During the coffee sensory experience, we had the opportunity to delve into the coffee production process of the ‘Valle de Oro’ estate and to do a cupping in which we discovered all its nuances, and its ‘tasting notes’ defined by its group of experts, which fuse caramel, milk chocolate, black tea or cherry liqueur.

Beyond the tasting, we were even able to travel to his farm in El Salvador through an immersive virtual reality activity that delves into the history, the setting and the cultivation process of Miguel Antonio Villavicencio and his family; committed to sustainability and ethics in coffee production from their privileged land located at an altitude of 1,500 metres above sea level.

These coffee beans are imported to its headquarters, cupped and roasted daily in a constantly moving and evolving process that involves roasting through various treatments: natural, washed, experimental natural, honey or decaf, in which coffee beans are washed, beans or skins are removed, fermented under controlled conditions or fruit is added in order to control its temperature, dried and packaged.

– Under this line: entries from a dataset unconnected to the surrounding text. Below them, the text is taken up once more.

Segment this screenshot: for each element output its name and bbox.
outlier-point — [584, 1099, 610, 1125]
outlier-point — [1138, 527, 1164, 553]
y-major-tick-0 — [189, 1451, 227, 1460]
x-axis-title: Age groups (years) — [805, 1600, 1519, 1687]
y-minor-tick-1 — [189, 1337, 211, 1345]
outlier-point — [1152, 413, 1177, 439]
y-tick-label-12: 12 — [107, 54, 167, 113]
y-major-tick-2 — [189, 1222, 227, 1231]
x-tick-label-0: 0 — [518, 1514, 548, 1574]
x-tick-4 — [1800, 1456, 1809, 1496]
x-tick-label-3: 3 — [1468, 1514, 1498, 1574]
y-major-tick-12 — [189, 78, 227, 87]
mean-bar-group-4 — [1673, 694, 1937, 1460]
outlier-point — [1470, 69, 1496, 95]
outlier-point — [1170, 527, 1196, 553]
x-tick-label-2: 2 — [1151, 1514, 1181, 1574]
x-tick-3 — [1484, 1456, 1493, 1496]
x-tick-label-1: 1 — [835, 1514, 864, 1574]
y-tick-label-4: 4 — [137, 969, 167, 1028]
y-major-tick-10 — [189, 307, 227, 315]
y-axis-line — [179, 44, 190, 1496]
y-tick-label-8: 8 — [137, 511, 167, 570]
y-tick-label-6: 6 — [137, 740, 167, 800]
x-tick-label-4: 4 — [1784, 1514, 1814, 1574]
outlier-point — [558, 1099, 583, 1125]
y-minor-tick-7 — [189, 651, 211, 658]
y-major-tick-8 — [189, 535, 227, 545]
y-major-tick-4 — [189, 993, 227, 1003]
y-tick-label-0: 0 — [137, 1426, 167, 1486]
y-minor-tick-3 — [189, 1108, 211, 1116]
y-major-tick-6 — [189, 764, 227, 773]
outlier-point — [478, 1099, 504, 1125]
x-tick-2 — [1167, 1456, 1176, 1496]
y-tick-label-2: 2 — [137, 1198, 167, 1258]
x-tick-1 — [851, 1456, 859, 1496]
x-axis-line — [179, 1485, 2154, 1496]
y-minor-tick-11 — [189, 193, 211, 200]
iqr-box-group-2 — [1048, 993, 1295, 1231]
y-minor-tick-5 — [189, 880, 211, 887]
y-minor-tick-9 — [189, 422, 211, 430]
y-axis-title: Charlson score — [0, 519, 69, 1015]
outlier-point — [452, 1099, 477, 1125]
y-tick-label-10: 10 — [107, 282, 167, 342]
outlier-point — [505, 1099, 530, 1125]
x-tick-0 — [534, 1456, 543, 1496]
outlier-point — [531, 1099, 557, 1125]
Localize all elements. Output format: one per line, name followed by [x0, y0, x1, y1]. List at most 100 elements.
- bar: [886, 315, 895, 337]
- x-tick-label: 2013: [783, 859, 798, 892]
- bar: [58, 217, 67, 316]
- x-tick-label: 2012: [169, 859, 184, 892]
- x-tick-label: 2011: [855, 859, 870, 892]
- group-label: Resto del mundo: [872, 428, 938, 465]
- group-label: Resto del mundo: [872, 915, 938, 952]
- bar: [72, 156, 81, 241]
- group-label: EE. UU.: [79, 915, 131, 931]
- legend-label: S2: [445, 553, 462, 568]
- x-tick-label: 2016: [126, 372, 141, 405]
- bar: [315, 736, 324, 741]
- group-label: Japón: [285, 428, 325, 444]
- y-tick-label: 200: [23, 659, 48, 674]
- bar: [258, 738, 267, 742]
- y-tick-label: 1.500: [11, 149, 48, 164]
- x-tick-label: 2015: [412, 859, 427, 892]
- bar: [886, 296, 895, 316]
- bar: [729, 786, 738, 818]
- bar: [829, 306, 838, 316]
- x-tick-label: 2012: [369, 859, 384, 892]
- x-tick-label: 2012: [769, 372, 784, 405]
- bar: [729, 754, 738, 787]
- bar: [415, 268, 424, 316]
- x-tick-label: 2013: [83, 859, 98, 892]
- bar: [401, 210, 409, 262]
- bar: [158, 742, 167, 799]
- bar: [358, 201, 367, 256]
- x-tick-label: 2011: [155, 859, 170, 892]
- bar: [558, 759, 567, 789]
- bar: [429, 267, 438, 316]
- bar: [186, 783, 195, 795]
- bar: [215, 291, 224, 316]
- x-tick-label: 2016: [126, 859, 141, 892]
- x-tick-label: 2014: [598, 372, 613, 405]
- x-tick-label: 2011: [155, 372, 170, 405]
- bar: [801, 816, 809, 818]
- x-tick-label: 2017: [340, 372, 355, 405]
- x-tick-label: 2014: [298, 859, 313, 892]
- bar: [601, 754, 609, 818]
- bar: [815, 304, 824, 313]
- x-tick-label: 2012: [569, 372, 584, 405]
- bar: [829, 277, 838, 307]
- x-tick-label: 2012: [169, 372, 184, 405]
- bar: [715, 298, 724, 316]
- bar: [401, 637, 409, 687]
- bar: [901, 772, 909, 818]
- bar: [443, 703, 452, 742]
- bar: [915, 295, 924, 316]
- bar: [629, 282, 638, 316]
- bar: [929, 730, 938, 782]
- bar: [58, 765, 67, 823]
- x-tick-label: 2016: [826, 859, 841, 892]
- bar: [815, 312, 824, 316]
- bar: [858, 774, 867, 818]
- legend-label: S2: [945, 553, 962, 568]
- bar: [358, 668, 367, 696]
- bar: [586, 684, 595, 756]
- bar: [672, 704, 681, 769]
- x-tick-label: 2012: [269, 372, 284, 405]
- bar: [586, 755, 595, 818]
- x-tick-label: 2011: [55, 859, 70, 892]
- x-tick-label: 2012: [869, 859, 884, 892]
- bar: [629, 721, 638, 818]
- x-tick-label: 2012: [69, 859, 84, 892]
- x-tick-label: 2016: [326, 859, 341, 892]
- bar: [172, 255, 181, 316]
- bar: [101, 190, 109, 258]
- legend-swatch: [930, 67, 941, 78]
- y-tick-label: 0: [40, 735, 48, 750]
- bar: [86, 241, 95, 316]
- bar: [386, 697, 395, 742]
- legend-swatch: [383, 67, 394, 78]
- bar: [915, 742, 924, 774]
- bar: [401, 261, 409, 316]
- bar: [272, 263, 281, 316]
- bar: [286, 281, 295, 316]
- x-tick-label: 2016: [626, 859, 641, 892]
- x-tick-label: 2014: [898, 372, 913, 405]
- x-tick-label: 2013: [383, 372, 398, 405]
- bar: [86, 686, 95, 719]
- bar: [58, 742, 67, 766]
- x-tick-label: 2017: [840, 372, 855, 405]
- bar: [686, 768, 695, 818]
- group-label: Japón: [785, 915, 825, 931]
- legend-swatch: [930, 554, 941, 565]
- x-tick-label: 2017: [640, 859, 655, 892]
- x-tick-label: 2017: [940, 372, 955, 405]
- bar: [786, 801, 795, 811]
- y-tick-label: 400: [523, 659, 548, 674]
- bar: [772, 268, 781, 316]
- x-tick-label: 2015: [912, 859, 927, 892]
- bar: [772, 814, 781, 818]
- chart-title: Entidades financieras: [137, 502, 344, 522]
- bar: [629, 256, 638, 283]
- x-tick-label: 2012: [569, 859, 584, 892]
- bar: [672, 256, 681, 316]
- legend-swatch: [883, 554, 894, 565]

The 8th anniversary coffee

Syra has paid tribute to its legacy and its positive impact on the industry by launching a new coffee consisting of a blend of two coffees from Tarrazú, Costa Rica: ‘El Balar’, a natural coffee with a very intense fermentation process, and ‘Lobos’, a semi-washed coffee with a very sweet and balanced profile. 

A series of notes, textures and nuances such as cherry, apricot with floral nuances and a slight hint of caramel can be appreciated -and celebrated- in the coffee to stimulate all the senses.

Syra’s eight years of history thus envisage the future of the coffee industry, as a benchmark not only in aspects such as circularity, but also in the profitability of the sustainable practices they carry out with importers and farmers who connect with their environmental responsibility; making it one of the great national alternatives to traditional coffee.